1年目から試合に出場し、2年目もコンスタントに出場を重ねてチームの力になっていた。順調なキャリアを歩んでいた長谷だったが、最後に公式戦に出場したのは2023年12月の開幕戦、日野レッドドルフィンズとのゲームとなった。プレーのコンディションは良かったが、試合前から続いていた原因不明の頭痛が試合後にはさらに悪化。休めば和らぐが、動けば痛む。その不安定なサイクルが続き、下された診断は『脳脊髄液漏出症』。硬膜の損傷により髄液が漏れ出すことで、頭痛をはじめとした症状を引き起こす、過酷な病だった。
この2年間で2回受けたブラッドパッチ療法は、硬膜周辺に血液を注入してかさぶたを作り、髄液の漏れを塞ぐ治療法だ。激痛を伴い、痛みに強いラガーマンの長谷でさえ「二度と受けたくない」と思うほどだった。
しかしそうした肉体的苦痛以上に心を削ったのは、“グラウンドに立てない日々”が静かに積み重なっていく現実だった。
それでも長谷は、練習場に通い続けた。外傷とは異なり、自分にしか分からない波のあるコンディションでも、「症状を話しても良い影響を与えないと思って」常に明るく振る舞った。復帰の見通しが立たなくても、仲間にはそんな素振りを感じさせないようにした。だが1年半が経とうとするころ、長谷の心は折れかけていた。
今年6月の面談で仁木啓裕監督兼チームディレクターと吉廣広征ヘッドコーチに伝えたのは、苦渋の選択だった。

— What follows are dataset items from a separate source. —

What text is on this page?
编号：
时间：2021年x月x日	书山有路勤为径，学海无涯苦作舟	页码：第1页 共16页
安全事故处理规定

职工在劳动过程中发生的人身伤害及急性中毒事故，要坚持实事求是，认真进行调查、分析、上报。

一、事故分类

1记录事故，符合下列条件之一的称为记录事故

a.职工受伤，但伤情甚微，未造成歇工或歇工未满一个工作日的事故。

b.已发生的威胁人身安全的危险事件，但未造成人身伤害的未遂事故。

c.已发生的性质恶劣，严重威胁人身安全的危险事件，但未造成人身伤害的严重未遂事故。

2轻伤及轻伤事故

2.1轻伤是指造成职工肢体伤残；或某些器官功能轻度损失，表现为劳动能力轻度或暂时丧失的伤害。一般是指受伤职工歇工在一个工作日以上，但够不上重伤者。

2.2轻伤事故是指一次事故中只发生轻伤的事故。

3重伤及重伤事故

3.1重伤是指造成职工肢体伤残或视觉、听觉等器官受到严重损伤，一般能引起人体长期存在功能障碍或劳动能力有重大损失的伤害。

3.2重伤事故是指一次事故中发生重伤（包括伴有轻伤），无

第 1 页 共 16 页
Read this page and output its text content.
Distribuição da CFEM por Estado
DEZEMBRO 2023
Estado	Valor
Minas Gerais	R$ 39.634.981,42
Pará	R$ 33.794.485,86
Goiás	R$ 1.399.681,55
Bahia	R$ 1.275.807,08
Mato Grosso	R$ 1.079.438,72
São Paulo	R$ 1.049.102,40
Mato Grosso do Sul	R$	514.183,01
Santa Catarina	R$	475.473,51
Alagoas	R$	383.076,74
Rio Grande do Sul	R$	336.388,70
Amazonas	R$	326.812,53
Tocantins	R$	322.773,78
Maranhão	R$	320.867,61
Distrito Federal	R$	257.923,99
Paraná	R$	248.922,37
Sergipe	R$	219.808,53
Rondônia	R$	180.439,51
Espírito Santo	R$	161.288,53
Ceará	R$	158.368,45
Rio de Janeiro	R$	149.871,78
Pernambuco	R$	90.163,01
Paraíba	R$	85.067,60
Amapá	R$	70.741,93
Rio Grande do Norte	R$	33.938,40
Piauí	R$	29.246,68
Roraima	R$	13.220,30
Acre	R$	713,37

「年内に復帰できなかったら、選手ではなく、コーチとしてチームに携わらせてください」。ラグビーから離れたくない一心で自分なりに出した結論を伝えた。
しかしその言葉に対して仁木監督から返ってきたのは、想像もしなかった一言だった。
「絶対に、選手として帰ってこい。何年かかってもいい」
長谷はその瞬間をこう振り返る。「そのときは正直、戻れないだろうという気持ちが大きかったです。だけど、この短い期間ですけど、グラウンドに戻れるんじゃないかな、というのがあって、もう絶対に選手として戻ろうと思っていました」。
それからおよそ半年後、今年11月15日のプレシーズンマッチ・ヤクルトレビンズ戸田戦でついに実戦に復帰する。
「戻ってこられて、本当にホッとしていますし、仁木さんがかけてくれた言葉に感謝しています」
さらに、迷いなくこう続けた。「やるからにはレギュラーを取りにいきます。開幕戦のスタメンを狙います」。
それからさらに1カ月の間、体を張ることをいとわず、リーダーシップも発揮。誰が見ても、長谷のプレーには確かな説得力があった。そして宣言どおり、長谷は背番号7を手にして開幕戦に戻ってくる。
「誰よりもタックルして、ブレイクダウンで頭を突っ込んで体を張るのが7番の役割なので、それを80分間全うします」
いまも症状と向き合いながらプレーしている。それでも、2年分の思いを背負い、公式戦で再び示したい姿がある。失われた時間ではなく、積み重ねてきた時間を証明するために。
止まっていた長谷銀次郎の時計が、いま再び動き出す。